Combine history with beaches on Halkidiki holidays

Posted on July 2, 2015 by Guest Writer
Orthodox church in Thessaloniki, Greece

Halkidiki is one of the most beautiful places in Europe, with the peninsula perhaps most famous for being the birthplace of Aristotle. Visitors staying in Halkidiki have access to some of the top beaches in Europe, as well as some fascinating historical sites that are well worth taking a day trip to explore. This mix of relaxation and exploration makes Halkidiki one of the most in-demand luxury travel destinations in Europe.



Mount Athos

Top of the must-see tourist destinations for people staying in Halkidiki hotels is Mount Athos, which is a World Heritage Site.

Mount Athos is commonly referred to as the Holy Mountain and it is easy to see why, as it hosts some 20 stauropegial Eastern Orthodox monasteries. Today, around 2,000 monks live in the Mount Athos area, cutting themselves off from the world.

There are two ways to get to Mount Athos, but visitors must first make sure that they have diamonētērion, which is an old type of visa. For those staying on the east coast, travel to Mount Athos is typically by Ierrisos boats, while people coming from the west can reach the mountain by ferry boat from Ouranoupoli.

It is necessary for laymen visiting Mount Athos to have their hair cut short and women are prohibited from entry to the mountain. A boat trip tour of Mount Athos is therefore perhaps the best way to see the monasteries and get a quick glimpse into life on the mountain.

Monks from Mount Athos can sometimes be spotted in Ouranoupoli, working in the local shops and selling their produce: these are great mementoes to keep from Halkidiki holidays.

Statue of Aristotle, Stagira, Halkidiki


The ancient city of Stagira is one of the most important historic destinations in the Halkidiki area, and anyone visiting this wonderful part of the world should make sure they see it.

This is the birthplace of Aristotle and today the old city is home to a statue of the philosopher, who developed a theory of the soul, amongst other metaphysical ideas.

Founded in 655 BC, the city was destroyed by Philip II of Macedon in 348 BC, although he later returned to rebuild Stagira in exchange for Aristotle agreeing to teach his son, Alexander.

A tour of Stagira lasts for between two and three hours and those who want to learn more about the site should also head to the archaeological museum of Polygyros, which hosts a wide range of exhibits from excavations of Stagira.

Beach umbrellas on beach, Halkidiki


All that exploring means travellers staying in hotels in Halkidiki have earned some time to relax on one of the area’s many fantastic beaches.

Perhaps the best of the lot is Tristinika beach, which can be found behind Porto Carras and boasts crystal clear waters. Karvourotripes beach is another of the most beautiful sandy shores in the area, while Sykia is also home to one of the best beaches in Halkidiki.

This part of the world is full of amazing sandy stretches, many of which are often almost deserted, so travellers on Halkidiki holidays should take time to explore the area and find their favourite.
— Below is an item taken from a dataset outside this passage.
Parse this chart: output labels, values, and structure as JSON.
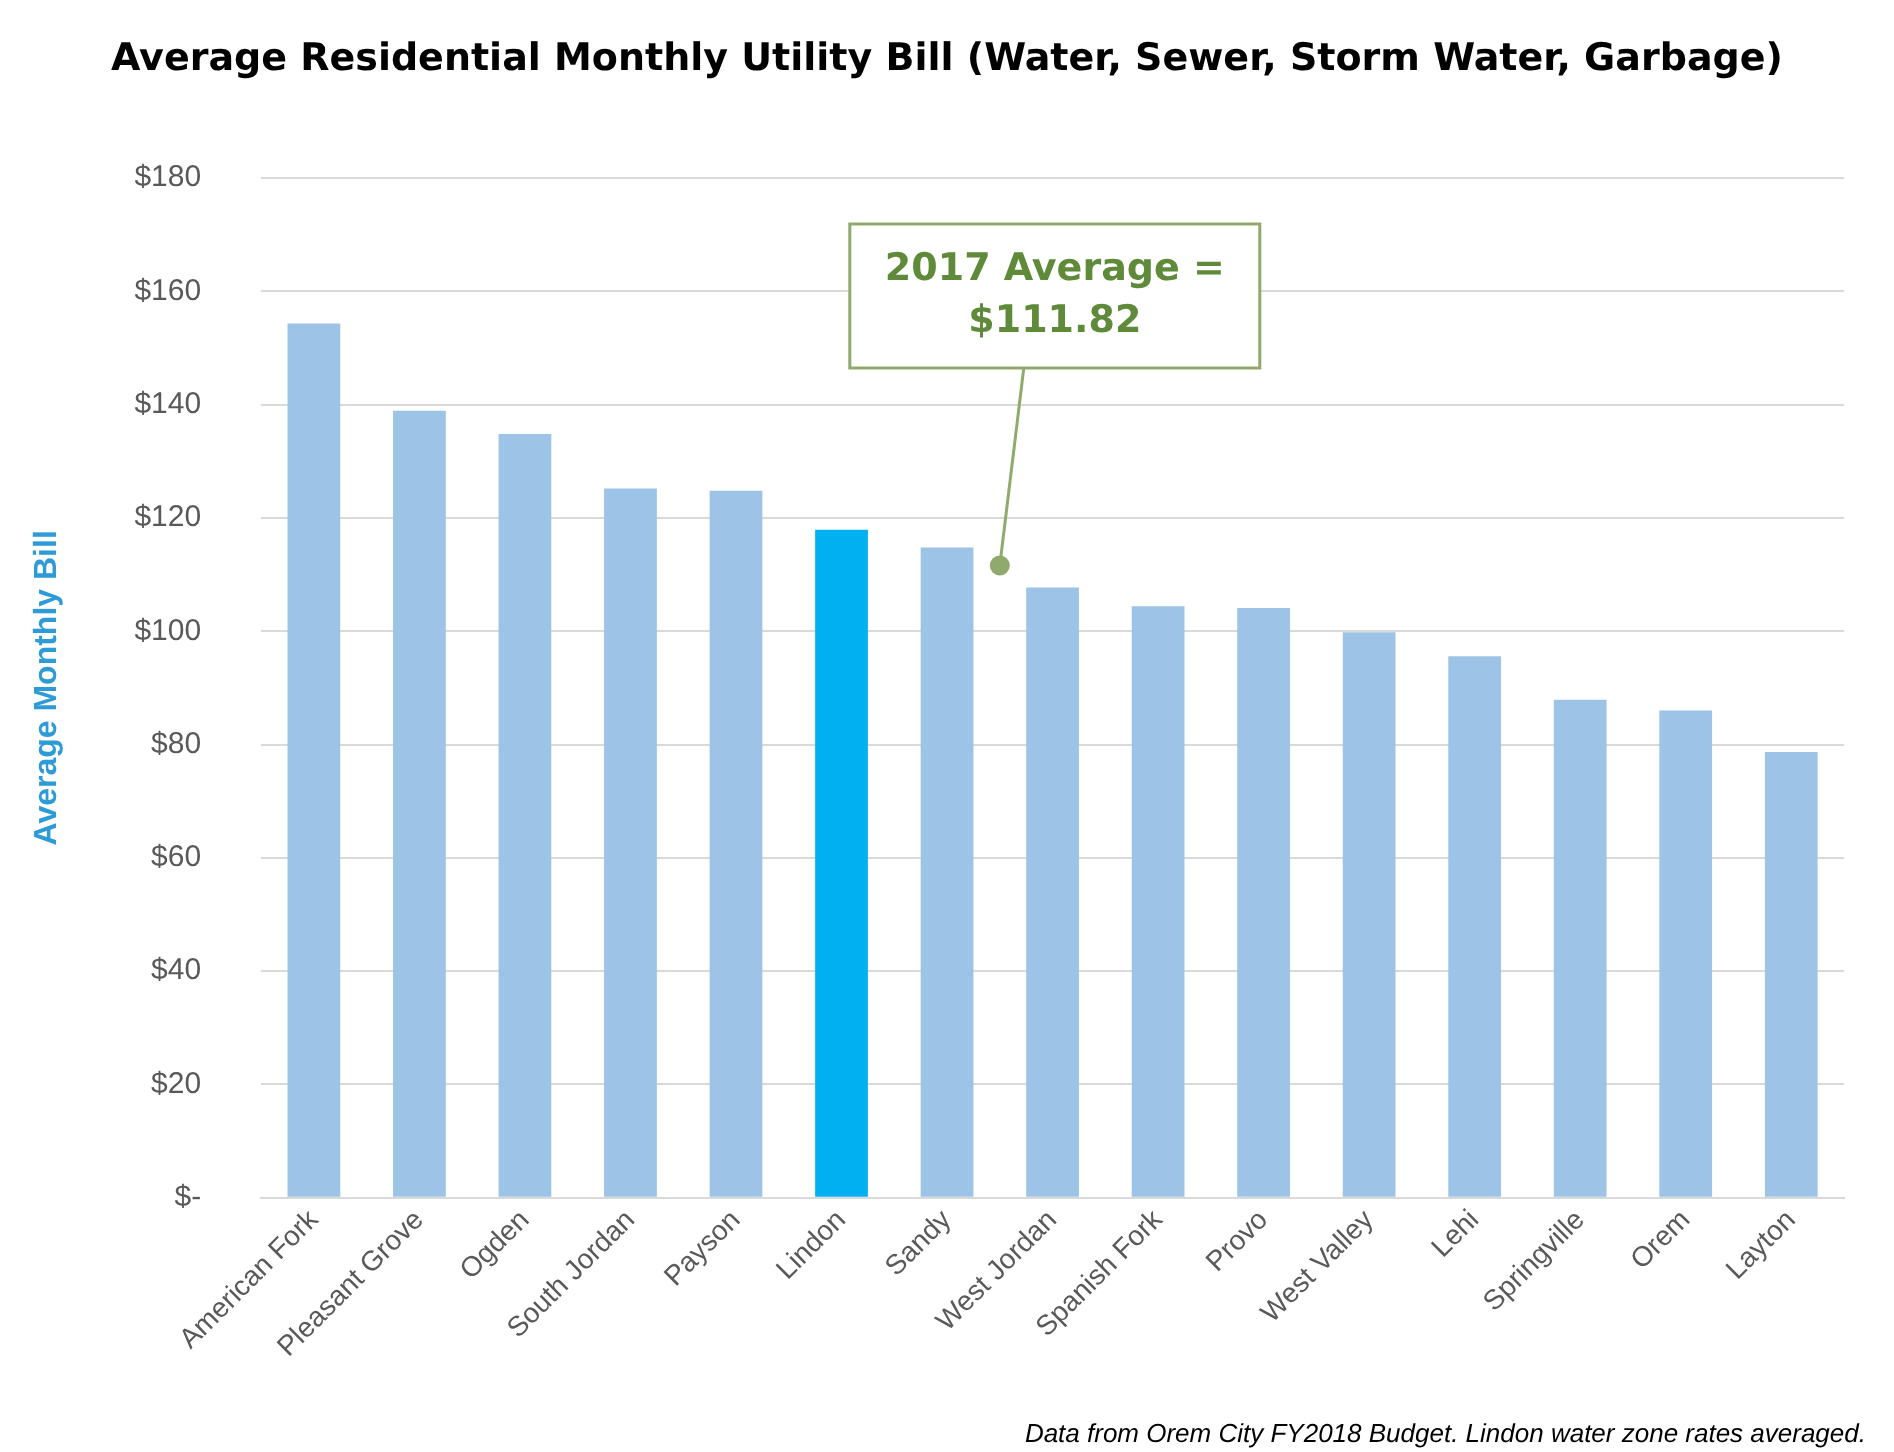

Thessaloniki viewed from the old city wall, Halkidiki


Thessaloniki is the gateway to Halkidiki for a lot of travellers and the city itself is well worth spending some time in.

Just an hour’s drive away from Halkidiki hotels, the city is Greece’s second largest. It has a vibrant culture and atmosphere that makes it a joy to spend time in, and it hosts various Roman and Byzantine monuments along with a fantastic selection of bars, cafes and restaurants.

Architecture fans will find plenty to love in Thessaloniki too, as the city hosts some of the most notable buildings in the whole of Europe. Plus, as northern Greece’s cultural and entertainment capital, Thessaloniki is famous both for its major shopping streets, as well as its nightlife.

The Museum of Byzantine Culture and the Archaeological Museum of Thessaloniki are perhaps the best museums in the city and are a great way to spend a day out, and the Prehistoric Antiquities Museum of Thessaloniki is also worth visiting.

Ancient olive oil production machinery


The ancient city of Olynthus is another of Greece’s top historical gems, located under half an hour’s drive away from Halkidiki. The city is named after its mythical founder, who according to legend was the son of Hercules.

Olynthus was established in 7th century BC, but the city was ruined by war and abandoned by 318 BC but, today, many artefacts from the ancient city are on display at the Archaeological Museum of Olynthos.

The whole archaeological site of the ancient city is open to public tours in daylight hours and is a fantastic day trip for anyone who is interested in history.